In the last six months, I’ve been learning more about CAS and finding additional overlaps in the methods we use. 

For example, our engineering team uses Agile methods which emphasize iteration and managing information about the state of their work on the code. 

They are also influenced by Team Topologies, a book that’s all about simplifying the communications between teams. 

Across the company we use concepts like KPIs, Single Source of Truth, and RACI, all of which focus on simple rules to encourage self-organization. 

Like CAS, each of these methods emphasizes the rules of interaction between units.


CAS and company culture

One of our fundamental strengths that allows us to do this is our culture of psychological safety. 

As discovered by Google’s Project Aristotle, this simple concept is about allowing people to confidently share ideas, knowing that they will be received respectfully. 

It’s a challenge to achieve and maintain, but I suspect it’s a key to building a CAS at work.

One of my roles now is to deploy CAS-like methods into how we work more broadly at the company. 

We have a hypothesis that it can be applied more broadly than just feature innovation; that it can improve many or maybe all aspects of our business. 

Given unpredictable events like COVID and the current economic downturn for startups, it makes sense to take on methods that can weather and even benefit from unpredictable black swan events. 

For me it checks all the boxes — it makes our products better, our company stronger, and our work more satisfying.

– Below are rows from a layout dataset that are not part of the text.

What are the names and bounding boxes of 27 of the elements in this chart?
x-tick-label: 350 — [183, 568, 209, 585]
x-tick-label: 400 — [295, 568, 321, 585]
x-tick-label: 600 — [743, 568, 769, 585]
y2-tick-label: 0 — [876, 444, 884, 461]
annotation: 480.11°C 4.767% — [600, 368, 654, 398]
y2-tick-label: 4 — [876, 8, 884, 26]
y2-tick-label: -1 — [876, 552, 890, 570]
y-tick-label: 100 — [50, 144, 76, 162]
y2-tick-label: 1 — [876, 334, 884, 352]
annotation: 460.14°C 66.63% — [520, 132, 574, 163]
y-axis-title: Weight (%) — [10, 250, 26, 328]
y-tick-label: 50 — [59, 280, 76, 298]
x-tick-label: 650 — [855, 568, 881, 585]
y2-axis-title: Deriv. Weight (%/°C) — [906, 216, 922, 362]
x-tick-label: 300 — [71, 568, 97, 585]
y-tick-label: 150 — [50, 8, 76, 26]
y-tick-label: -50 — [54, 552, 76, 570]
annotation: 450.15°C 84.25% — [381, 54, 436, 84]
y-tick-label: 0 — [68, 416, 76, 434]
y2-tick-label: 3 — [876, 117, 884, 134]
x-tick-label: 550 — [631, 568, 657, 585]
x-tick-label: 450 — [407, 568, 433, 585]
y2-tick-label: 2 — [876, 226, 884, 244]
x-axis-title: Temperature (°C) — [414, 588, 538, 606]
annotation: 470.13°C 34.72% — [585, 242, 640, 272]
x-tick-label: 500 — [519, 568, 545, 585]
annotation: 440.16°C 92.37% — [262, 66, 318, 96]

Simon Woodside is the Co-Founder, CTO and CISO at MedStack. He is the visionary behind MedStack’s platform and developer offerings. Simon has led a rich career in software development and entrepreneurship, and is a recognized expert in digital security and healthcare technology. He followed a stint at Apple with his first entrepreneurial venture, the world’s first downloadable 2D barcode scanner, covered extensively in the press, then built and led to success a healthcare and IOT-focused full-stack digital app consultancy. Simon is an active community leader, working with both Hacking Health and Engineers Without Borders.